Petite, j'aimais aller chez mon oncle qui possédait des chevaux de course. J'aimais les voir courir dans le pré, et curieux, venir à ma rencontre. J'aimais leur souffle chaud sur ma main posée sur leurs naseaux. J'aimais la douceur et la profondeur de leur regard.
Qu'ils étaient beaux, eux immenses et moi si petite.

Après la magnifique critique d'Onee que je vous invite à découvrir, j'ai eu envie de retrouver ces souvenirs d'enfance que je pensais perdus. Ils sont revenus avec une force émouvante. Et à ces images qui ne peuvent s'effacer, se sont mélangées celles de Bartabas.
Instants d'intimité et de bonheur.
Tristesse d'une vie qui n'est plus.
Les chevaux de mon oncle ont quitté le pré depuis bien longtemps maintenant.

Les mots de Bartabas ont résonné en moi, par leur douceur, leur peine, et par cette douce nostalgie qui se glisse entre les pages.

*
Je n'ai jamais vu de spectacles de Bartabas, j'aimerais beaucoup.

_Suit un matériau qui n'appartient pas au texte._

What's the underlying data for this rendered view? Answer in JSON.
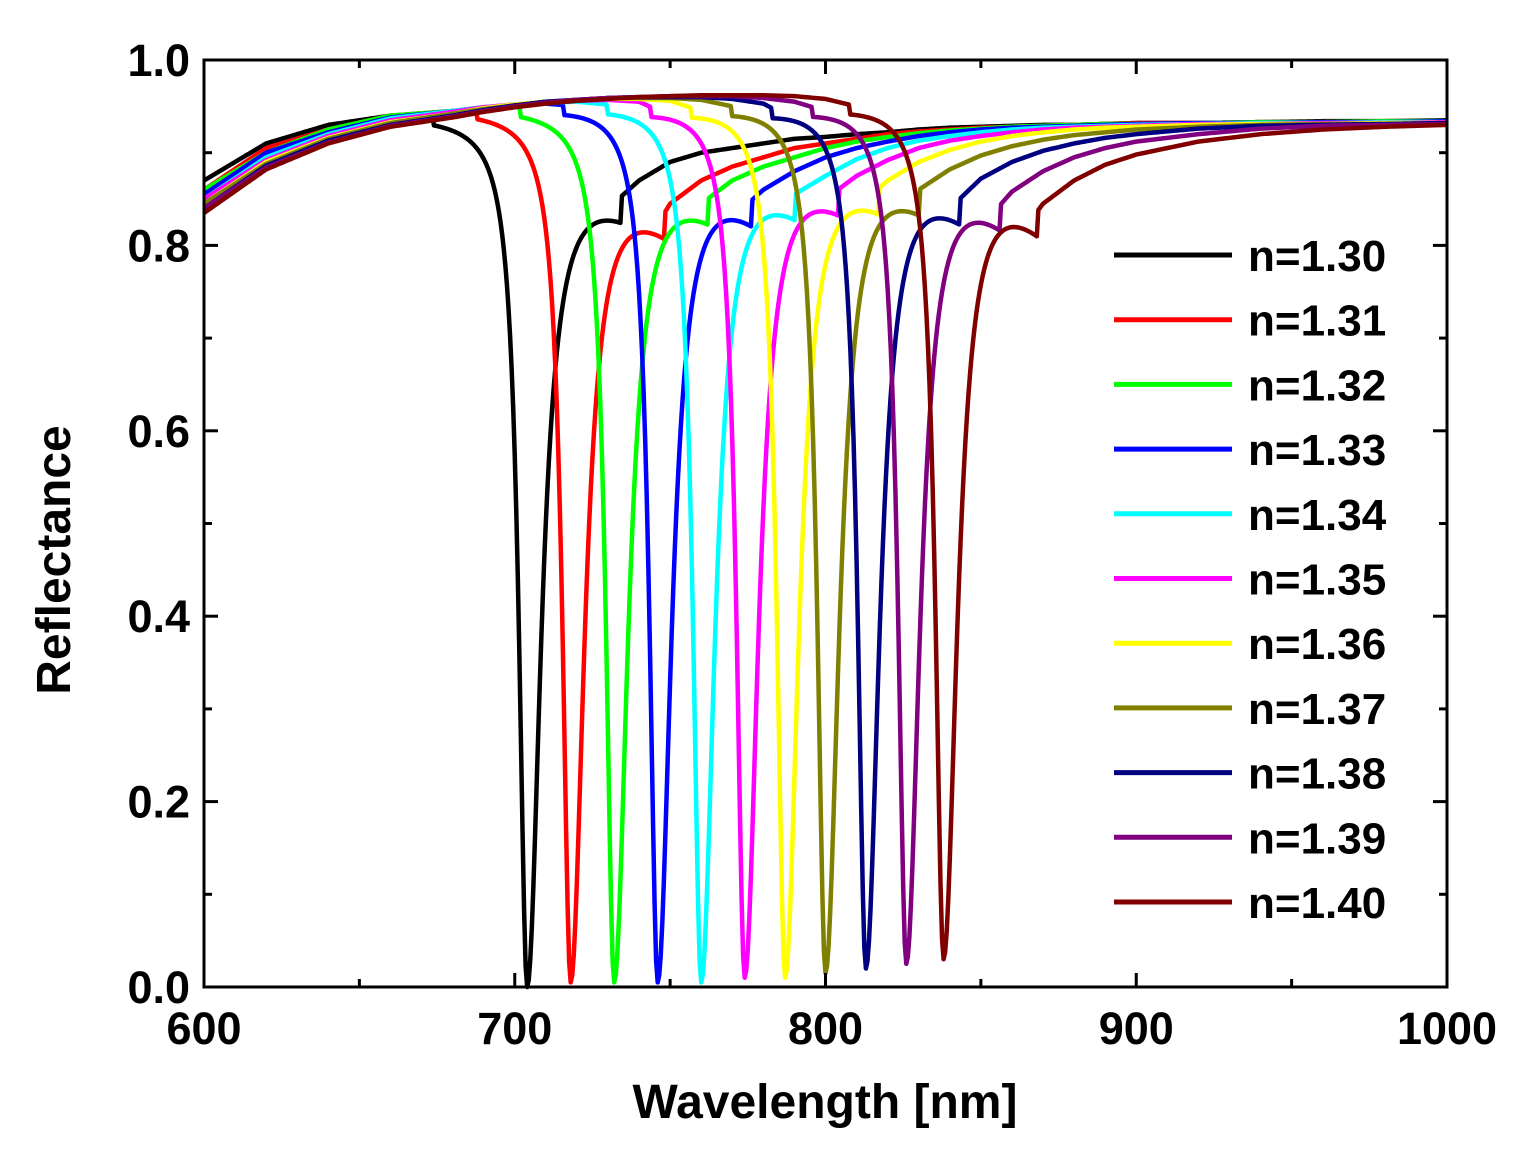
{
  "chart_data": {
    "type": "line",
    "title": "",
    "xlabel": "Wavelength [nm]",
    "ylabel": "Reflectance",
    "xlim": [
      600,
      1000
    ],
    "ylim": [
      0.0,
      1.0
    ],
    "x_ticks": [
      "600",
      "700",
      "800",
      "900",
      "1000"
    ],
    "y_ticks": [
      "0.0",
      "0.2",
      "0.4",
      "0.6",
      "0.8",
      "1.0"
    ],
    "grid": false,
    "legend_position": "right",
    "x": [
      600,
      620,
      640,
      660,
      680,
      690,
      700,
      710,
      720,
      730,
      740,
      750,
      760,
      770,
      780,
      790,
      800,
      810,
      820,
      830,
      840,
      850,
      860,
      870,
      880,
      890,
      900,
      920,
      940,
      960,
      980,
      1000
    ],
    "series": [
      {
        "name": "n=1.30",
        "color": "#000000",
        "resonance_nm": 704,
        "min_reflectance": 0.0,
        "values": [
          0.87,
          0.91,
          0.93,
          0.94,
          0.94,
          0.85,
          0.05,
          0.58,
          0.77,
          0.84,
          0.87,
          0.89,
          0.9,
          0.905,
          0.91,
          0.915,
          0.917,
          0.92,
          0.922,
          0.925,
          0.927,
          0.928,
          0.929,
          0.93,
          0.93,
          0.931,
          0.932,
          0.932,
          0.933,
          0.934,
          0.934,
          0.935
        ]
      },
      {
        "name": "n=1.31",
        "color": "#ff0000",
        "resonance_nm": 718,
        "min_reflectance": 0.005,
        "values": [
          0.86,
          0.905,
          0.925,
          0.94,
          0.945,
          0.947,
          0.93,
          0.82,
          0.08,
          0.63,
          0.79,
          0.845,
          0.87,
          0.885,
          0.895,
          0.905,
          0.91,
          0.915,
          0.92,
          0.923,
          0.925,
          0.927,
          0.928,
          0.929,
          0.93,
          0.931,
          0.932,
          0.932,
          0.933,
          0.933,
          0.934,
          0.934
        ]
      },
      {
        "name": "n=1.32",
        "color": "#00ff00",
        "resonance_nm": 732,
        "min_reflectance": 0.005,
        "values": [
          0.86,
          0.9,
          0.925,
          0.94,
          0.945,
          0.948,
          0.95,
          0.945,
          0.86,
          0.05,
          0.66,
          0.79,
          0.845,
          0.87,
          0.885,
          0.895,
          0.905,
          0.912,
          0.917,
          0.921,
          0.924,
          0.926,
          0.928,
          0.929,
          0.93,
          0.931,
          0.931,
          0.932,
          0.933,
          0.933,
          0.934,
          0.934
        ]
      },
      {
        "name": "n=1.33",
        "color": "#0000ff",
        "resonance_nm": 746,
        "min_reflectance": 0.005,
        "values": [
          0.855,
          0.9,
          0.922,
          0.938,
          0.945,
          0.949,
          0.951,
          0.953,
          0.95,
          0.9,
          0.55,
          0.25,
          0.75,
          0.83,
          0.86,
          0.88,
          0.895,
          0.905,
          0.912,
          0.918,
          0.922,
          0.925,
          0.927,
          0.928,
          0.929,
          0.93,
          0.931,
          0.932,
          0.932,
          0.933,
          0.933,
          0.934
        ]
      },
      {
        "name": "n=1.34",
        "color": "#00ffff",
        "resonance_nm": 760,
        "min_reflectance": 0.005,
        "values": [
          0.85,
          0.895,
          0.92,
          0.937,
          0.945,
          0.949,
          0.952,
          0.954,
          0.955,
          0.952,
          0.92,
          0.7,
          0.02,
          0.7,
          0.81,
          0.855,
          0.875,
          0.893,
          0.905,
          0.913,
          0.918,
          0.922,
          0.925,
          0.927,
          0.928,
          0.929,
          0.93,
          0.931,
          0.932,
          0.932,
          0.933,
          0.933
        ]
      },
      {
        "name": "n=1.35",
        "color": "#ff00ff",
        "resonance_nm": 774,
        "min_reflectance": 0.01,
        "values": [
          0.85,
          0.892,
          0.918,
          0.935,
          0.944,
          0.949,
          0.952,
          0.954,
          0.956,
          0.957,
          0.955,
          0.94,
          0.75,
          0.12,
          0.66,
          0.8,
          0.85,
          0.875,
          0.892,
          0.905,
          0.913,
          0.918,
          0.922,
          0.925,
          0.927,
          0.928,
          0.929,
          0.931,
          0.931,
          0.932,
          0.932,
          0.933
        ]
      },
      {
        "name": "n=1.36",
        "color": "#ffff00",
        "resonance_nm": 787,
        "min_reflectance": 0.01,
        "values": [
          0.845,
          0.89,
          0.916,
          0.933,
          0.942,
          0.948,
          0.952,
          0.955,
          0.957,
          0.958,
          0.958,
          0.956,
          0.945,
          0.88,
          0.45,
          0.25,
          0.76,
          0.84,
          0.87,
          0.89,
          0.903,
          0.912,
          0.918,
          0.922,
          0.925,
          0.927,
          0.928,
          0.93,
          0.931,
          0.931,
          0.932,
          0.932
        ]
      },
      {
        "name": "n=1.37",
        "color": "#808000",
        "resonance_nm": 800,
        "min_reflectance": 0.015,
        "values": [
          0.845,
          0.888,
          0.915,
          0.932,
          0.942,
          0.947,
          0.951,
          0.955,
          0.957,
          0.959,
          0.959,
          0.959,
          0.957,
          0.95,
          0.92,
          0.75,
          0.03,
          0.72,
          0.82,
          0.86,
          0.882,
          0.897,
          0.907,
          0.914,
          0.919,
          0.922,
          0.925,
          0.928,
          0.93,
          0.931,
          0.931,
          0.932
        ]
      },
      {
        "name": "n=1.38",
        "color": "#000080",
        "resonance_nm": 813,
        "min_reflectance": 0.02,
        "values": [
          0.84,
          0.886,
          0.913,
          0.93,
          0.94,
          0.946,
          0.951,
          0.955,
          0.957,
          0.959,
          0.96,
          0.96,
          0.96,
          0.958,
          0.953,
          0.935,
          0.85,
          0.35,
          0.3,
          0.76,
          0.84,
          0.872,
          0.89,
          0.902,
          0.91,
          0.916,
          0.92,
          0.926,
          0.929,
          0.93,
          0.931,
          0.932
        ]
      },
      {
        "name": "n=1.39",
        "color": "#800080",
        "resonance_nm": 826,
        "min_reflectance": 0.025,
        "values": [
          0.84,
          0.884,
          0.911,
          0.929,
          0.939,
          0.945,
          0.95,
          0.954,
          0.957,
          0.959,
          0.96,
          0.961,
          0.961,
          0.961,
          0.959,
          0.955,
          0.945,
          0.9,
          0.6,
          0.08,
          0.71,
          0.82,
          0.858,
          0.88,
          0.895,
          0.905,
          0.912,
          0.92,
          0.926,
          0.929,
          0.93,
          0.931
        ]
      },
      {
        "name": "n=1.40",
        "color": "#800000",
        "resonance_nm": 838,
        "min_reflectance": 0.03,
        "values": [
          0.835,
          0.882,
          0.91,
          0.928,
          0.938,
          0.944,
          0.949,
          0.953,
          0.956,
          0.958,
          0.96,
          0.961,
          0.962,
          0.962,
          0.962,
          0.961,
          0.958,
          0.95,
          0.9,
          0.65,
          0.08,
          0.7,
          0.8,
          0.845,
          0.87,
          0.887,
          0.898,
          0.912,
          0.92,
          0.925,
          0.928,
          0.93
        ]
      }
    ]
  }
}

En prenant ce livre dans mes mains, je me posais des questions quant au bien-être et au respect animal.

« Il est présomptueux de croire que les chevaux sont nés pour les hommes, et vain de chercher celui que l'on voudrait parfait. Il me faudra toujours les accepter tels qu'ils sont, les adopter, m'appliquer à faire éclore les trésors qu'ils recèlent et parfois même célébrer leurs défauts. Cette philosophie guidera désormais mon approche des chevaux… et des hommes. »

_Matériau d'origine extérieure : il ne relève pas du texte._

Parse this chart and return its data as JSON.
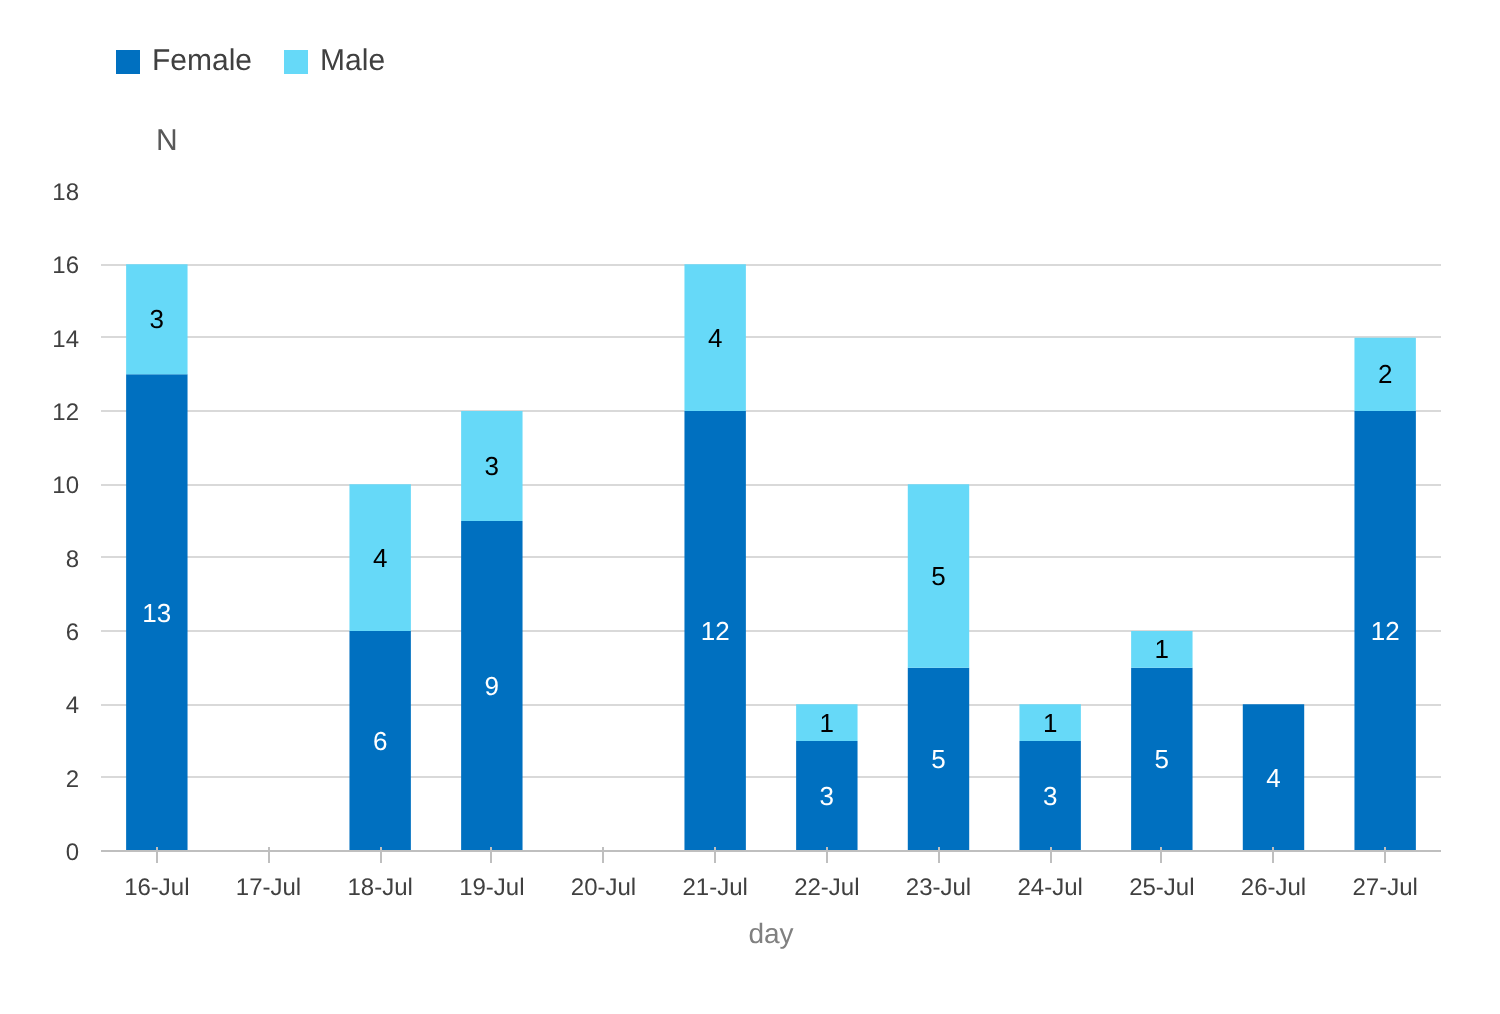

Les mots de Bartabas me rassurent.
Les mots de l'auteur m'ont touchée, m'ont bouleversée. Plusieurs fois, mes larmes ont coulé sans que je puisse les retenir.
L'amour que j'ai ressenti entre Bartabas et ses chevaux ne peut être feint.
C'est beau, c'est douloureux.

« À cheval je n'ai pas besoin de mots.
C'est une étreinte charnelle qui alimente mes rêves. »

*
Ils sont tous là, prêts à entrer sur la piste
Encore dans l'ombre
Ils attendent que j'ouvre le livre à la première page.
Chevaux artistes,
Chevaux danseurs.

« Ici, pas de rôles ni de romances,
personne ne se déguise
en autre chose que lui-même.
Ce sont de vraies gens et de vraies bêtes
qui se jouent de la vie. »

Lorsque le rideau se lève enfin,
un à un, ils viennent à moi,

« Pour éteindre l'insomnie, je les épelle un à un. Longue caravane, sans tambours ni musique, ils défilent lentement dans ma nuit et m'emmènent vers le sommeil, enfin. »
Chaparro, Pantruche, Horizonte, Micha Figa, Lautrec, Quixote, Vinaigre, le Caravage, Zingaro
et tant d'autres.

Dans leur robe d'apparat, d'ébène ou de lune,
chacun porte dans son regard et ses mouvements
le poids de son histoire personnelle.
Certains avancent confiants, majestueux, princiers,
Alors que d'autres, inquiets, s'approchent
avec timidité.
D'autres encore, la peur ancrée
dans leurs yeux immenses,
me fixent sans se dérober.

Sous la lumière des projecteurs
Un à un, ils entrent dans la danse.
Accord parfait entre l'homme et le cheval

« Jouer à se faire peur, jouer avec la peur des autres, jouer à se défier violemment puis me lover dans son corps assis en signe de soumission pour qu'enfin le public entrevoie tout l'amour qu'il avait fallu partager pour en arriver là. »

Force et fluidité
Patience et douceur
Grâce et sensualité
Complicité et amour
Respect et confiance
Se livrer et se libérer
Se comprendre et les comprendre

« Tu te nommes Dolaci et tu m'as appris à faire mes gammes.
Avec toi, j'ai compris que dresser un cheval ne peut se résumer à la compréhension de sa locomotion et à la résolution de ses résistances physiques. Je dois aussi sonder son âme. »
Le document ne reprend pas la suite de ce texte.